2. You don't disengage when people ask you to.

This is the biggest one I think.  When people don't want to talk about
it anymore then continuing to talk at them about it will just make
things worse.  If someone walks away then they don't want to talk
about it.  If you follow them to continue it even after they state
they don't want to talk about it that crosses a line.

Yes you want to be heard, I get that but if someone is telling you to
stop and you continue then you're talking AT them but they're not
going to hear you.  You won't be "heard" because the sound of who you
are at that point will be deafening them.


3. You assume bad faith from others and expect them to consider your
comments with good faith.

Your opening EMail said this:
"I suspect this was done by a 'trustee' as revenge for me suggesting
'doorbot' should not be blaring out loud music into the space every 5
minutes."

The simplest explanation is that someone looked at the food and dumped
it before it would got moldy.  Instead of considering the possibility
that someone was being over-zealous in their cleaning (that's a
problem most hackerspaces wish they had!) you go straight to making
two bad faith assertions:
 a. It was a trustee.
 b. It was revenge.

Yet on the other hand you expect people to believe that you're not
intentionally trolling when you suggest that people can come to you
for emotional correction.

> I feel very confident that I can defend all of my posts. I was not rude or
> abusive. I was not trolling. They were my genuine thoughts. They were all
> relevant to the hackspace.

Instead of defending all your posts perhaps you should re-read them?
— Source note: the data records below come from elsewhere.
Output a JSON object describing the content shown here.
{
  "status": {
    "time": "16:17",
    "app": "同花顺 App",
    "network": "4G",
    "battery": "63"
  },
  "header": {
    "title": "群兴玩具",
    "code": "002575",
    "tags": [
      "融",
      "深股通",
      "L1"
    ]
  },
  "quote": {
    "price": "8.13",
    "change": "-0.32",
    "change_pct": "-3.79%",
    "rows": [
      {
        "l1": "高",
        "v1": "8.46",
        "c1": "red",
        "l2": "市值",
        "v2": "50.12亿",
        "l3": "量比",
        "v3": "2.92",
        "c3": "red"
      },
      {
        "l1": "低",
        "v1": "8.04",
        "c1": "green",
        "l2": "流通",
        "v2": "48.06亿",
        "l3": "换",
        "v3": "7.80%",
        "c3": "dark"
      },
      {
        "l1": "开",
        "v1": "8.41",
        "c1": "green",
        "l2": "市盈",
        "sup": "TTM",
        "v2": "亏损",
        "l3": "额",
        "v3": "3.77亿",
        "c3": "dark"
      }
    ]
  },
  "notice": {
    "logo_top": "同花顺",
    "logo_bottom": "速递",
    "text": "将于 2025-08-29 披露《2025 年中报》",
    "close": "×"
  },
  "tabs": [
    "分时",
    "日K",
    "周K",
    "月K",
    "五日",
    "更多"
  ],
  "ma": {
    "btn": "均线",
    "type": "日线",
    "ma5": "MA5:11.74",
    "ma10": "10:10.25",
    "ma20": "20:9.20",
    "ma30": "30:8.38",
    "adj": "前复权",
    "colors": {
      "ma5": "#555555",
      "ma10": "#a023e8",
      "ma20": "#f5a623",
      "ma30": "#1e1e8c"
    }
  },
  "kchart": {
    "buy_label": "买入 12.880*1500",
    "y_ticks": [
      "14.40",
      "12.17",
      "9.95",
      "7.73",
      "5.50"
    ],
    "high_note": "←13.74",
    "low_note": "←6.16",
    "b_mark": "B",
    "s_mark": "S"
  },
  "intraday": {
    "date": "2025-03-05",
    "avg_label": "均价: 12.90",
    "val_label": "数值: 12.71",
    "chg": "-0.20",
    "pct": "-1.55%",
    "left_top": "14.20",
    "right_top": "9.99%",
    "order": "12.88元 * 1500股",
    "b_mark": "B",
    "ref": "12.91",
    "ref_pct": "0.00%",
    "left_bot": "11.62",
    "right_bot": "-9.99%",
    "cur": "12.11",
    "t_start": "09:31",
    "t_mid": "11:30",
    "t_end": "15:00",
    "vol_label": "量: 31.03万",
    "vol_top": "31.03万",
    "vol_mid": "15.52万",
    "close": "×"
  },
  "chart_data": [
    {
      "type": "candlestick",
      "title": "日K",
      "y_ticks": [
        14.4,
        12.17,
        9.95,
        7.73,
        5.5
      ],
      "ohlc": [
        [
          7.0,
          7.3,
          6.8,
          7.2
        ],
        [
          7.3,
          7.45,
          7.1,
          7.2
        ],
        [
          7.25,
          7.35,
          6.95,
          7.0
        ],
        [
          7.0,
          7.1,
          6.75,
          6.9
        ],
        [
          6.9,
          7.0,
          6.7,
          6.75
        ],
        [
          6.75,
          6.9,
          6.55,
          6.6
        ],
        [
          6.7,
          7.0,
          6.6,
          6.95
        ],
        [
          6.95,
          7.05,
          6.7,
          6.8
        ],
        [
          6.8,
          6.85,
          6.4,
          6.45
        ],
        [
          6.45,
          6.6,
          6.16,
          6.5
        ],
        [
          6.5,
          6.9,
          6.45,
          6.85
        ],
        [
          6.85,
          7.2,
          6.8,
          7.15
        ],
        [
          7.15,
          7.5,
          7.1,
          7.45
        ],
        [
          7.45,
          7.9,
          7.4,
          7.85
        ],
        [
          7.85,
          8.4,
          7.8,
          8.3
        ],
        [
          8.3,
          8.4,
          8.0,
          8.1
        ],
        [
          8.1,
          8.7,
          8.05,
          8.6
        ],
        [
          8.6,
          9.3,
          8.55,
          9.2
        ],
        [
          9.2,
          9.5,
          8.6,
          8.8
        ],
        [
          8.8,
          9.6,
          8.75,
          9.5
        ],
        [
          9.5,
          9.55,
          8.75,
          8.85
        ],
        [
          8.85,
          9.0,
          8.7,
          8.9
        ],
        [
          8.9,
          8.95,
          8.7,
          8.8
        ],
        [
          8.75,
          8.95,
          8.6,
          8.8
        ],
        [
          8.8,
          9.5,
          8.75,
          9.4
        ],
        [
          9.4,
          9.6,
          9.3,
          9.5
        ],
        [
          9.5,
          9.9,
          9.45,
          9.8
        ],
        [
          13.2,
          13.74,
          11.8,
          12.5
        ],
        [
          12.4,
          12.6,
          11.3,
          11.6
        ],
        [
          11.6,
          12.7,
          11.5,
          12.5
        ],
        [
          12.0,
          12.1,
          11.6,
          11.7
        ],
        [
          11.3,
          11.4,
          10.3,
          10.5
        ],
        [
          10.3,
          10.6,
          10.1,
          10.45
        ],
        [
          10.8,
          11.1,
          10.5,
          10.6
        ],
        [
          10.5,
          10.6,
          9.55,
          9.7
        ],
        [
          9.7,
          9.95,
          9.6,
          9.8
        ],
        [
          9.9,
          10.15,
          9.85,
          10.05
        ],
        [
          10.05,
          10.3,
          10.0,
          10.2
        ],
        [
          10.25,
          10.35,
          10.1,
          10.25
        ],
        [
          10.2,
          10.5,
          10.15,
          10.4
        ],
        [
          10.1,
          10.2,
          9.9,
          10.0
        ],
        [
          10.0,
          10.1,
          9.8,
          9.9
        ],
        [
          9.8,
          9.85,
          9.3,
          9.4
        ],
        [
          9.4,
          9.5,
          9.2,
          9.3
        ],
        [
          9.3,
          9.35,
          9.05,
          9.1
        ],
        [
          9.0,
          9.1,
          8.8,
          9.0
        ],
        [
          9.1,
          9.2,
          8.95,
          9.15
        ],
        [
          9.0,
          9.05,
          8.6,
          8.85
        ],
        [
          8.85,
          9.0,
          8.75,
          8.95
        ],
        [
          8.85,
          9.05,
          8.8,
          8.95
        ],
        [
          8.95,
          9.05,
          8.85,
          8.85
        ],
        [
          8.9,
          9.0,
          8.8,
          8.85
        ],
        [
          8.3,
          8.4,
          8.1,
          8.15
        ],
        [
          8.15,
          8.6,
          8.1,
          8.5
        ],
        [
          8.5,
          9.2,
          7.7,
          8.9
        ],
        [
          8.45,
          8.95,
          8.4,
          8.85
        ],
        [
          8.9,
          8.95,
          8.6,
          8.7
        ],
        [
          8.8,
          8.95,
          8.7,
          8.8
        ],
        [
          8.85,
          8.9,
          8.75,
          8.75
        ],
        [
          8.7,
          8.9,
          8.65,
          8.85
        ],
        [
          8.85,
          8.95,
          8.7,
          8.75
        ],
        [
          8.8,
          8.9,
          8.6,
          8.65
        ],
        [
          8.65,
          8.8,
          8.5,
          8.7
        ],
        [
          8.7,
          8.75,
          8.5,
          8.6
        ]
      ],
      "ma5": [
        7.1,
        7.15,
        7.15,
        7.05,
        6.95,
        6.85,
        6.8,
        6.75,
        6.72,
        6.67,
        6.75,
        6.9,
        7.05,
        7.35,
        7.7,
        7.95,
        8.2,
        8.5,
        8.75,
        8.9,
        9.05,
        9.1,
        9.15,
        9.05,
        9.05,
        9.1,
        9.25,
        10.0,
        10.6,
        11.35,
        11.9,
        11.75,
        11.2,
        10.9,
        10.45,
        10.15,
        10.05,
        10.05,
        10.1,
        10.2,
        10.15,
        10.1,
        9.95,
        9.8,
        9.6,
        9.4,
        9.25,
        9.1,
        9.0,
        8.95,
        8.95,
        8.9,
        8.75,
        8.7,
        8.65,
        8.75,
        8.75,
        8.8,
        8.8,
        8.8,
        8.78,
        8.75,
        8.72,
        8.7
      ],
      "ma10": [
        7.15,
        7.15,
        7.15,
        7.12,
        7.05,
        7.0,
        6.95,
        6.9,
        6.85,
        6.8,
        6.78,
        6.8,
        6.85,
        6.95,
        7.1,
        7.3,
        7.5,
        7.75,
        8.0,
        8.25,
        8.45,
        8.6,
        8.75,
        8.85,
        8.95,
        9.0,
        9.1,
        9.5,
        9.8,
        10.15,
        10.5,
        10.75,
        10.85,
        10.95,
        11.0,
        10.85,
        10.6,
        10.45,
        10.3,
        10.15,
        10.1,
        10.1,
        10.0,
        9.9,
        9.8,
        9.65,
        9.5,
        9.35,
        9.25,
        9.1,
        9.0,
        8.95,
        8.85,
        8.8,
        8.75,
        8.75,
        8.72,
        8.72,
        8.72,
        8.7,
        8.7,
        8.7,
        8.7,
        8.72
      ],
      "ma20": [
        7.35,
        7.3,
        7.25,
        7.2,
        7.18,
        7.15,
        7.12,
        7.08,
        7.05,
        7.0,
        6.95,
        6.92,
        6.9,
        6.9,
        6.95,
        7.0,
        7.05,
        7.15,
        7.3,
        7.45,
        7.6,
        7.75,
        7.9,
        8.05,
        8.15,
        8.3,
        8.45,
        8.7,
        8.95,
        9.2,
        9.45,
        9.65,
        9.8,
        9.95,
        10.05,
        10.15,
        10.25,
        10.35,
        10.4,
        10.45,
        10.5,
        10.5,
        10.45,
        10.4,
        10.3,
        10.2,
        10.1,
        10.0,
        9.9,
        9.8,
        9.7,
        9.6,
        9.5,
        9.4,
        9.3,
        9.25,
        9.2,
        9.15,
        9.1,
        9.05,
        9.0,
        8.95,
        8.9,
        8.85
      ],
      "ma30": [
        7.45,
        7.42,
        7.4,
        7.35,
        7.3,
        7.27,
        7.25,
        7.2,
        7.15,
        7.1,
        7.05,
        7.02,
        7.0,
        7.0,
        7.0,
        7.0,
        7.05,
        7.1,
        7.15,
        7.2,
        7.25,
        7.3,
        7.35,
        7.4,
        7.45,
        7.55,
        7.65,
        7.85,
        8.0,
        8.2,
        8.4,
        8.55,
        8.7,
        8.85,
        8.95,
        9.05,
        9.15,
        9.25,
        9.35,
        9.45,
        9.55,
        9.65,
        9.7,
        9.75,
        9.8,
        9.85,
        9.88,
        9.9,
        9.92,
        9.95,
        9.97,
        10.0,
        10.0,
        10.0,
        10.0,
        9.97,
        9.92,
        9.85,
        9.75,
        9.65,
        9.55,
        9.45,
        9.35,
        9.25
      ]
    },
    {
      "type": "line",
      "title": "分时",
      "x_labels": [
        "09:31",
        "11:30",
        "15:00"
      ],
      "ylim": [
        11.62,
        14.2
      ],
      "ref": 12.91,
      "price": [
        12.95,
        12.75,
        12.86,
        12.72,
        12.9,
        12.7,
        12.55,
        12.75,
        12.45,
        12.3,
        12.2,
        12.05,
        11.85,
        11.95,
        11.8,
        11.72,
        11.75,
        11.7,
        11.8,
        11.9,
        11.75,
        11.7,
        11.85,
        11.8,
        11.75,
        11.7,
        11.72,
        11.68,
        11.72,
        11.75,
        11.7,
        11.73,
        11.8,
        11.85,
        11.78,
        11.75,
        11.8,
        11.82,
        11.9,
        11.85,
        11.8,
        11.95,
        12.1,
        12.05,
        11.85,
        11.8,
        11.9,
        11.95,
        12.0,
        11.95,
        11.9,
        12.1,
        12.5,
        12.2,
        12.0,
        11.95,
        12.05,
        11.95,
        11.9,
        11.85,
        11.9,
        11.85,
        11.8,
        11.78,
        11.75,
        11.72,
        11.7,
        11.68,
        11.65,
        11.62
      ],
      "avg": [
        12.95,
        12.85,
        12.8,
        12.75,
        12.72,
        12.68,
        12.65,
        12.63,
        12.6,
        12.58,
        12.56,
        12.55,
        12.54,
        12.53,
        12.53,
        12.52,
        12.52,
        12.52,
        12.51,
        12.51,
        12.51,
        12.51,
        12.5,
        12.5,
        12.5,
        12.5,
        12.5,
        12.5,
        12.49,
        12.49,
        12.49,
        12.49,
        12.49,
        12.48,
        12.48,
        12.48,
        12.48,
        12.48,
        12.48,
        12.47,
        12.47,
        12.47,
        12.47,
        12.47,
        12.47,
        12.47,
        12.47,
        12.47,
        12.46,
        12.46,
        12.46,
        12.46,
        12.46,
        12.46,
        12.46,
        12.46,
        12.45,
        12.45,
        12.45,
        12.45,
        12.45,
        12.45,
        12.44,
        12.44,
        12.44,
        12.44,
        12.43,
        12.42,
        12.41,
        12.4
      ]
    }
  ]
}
> It may be the case that they annoyed some people, but that's because some
> people find some ideas/people annoying.

Sure, and that's going to happen.

What would you call someone who:
 a. Knows the behaviour they're exhibiting that annoys people and
continues anyways because it's how they prefer to be treated.
 b. Informs them that they're going to keep doing it because they enjoy it.
 c. Advises them that they're willing to take time out of their busy
schedule to annoy them until they understand why they shouldn't be
annoyed.
 d. Continues to argue the issues even after those people want to just
walk away and get on with their life.

Serious question.


My advice to you is to "agree to disagree" and live in a separate
orbit for a while.  The organization has asked you to disengage so
break your pattern and disengage.  If you don't you're continuing the
cycle and pattern of behaviour which further cements their decision.

Live in that separate orbit for a while (a single rotation about Sol
is what they asked for) and after that period of time start from
scratch.  Time and distance will heal the wounds on both sides and
hopefully you'll both have an opportunity to start again.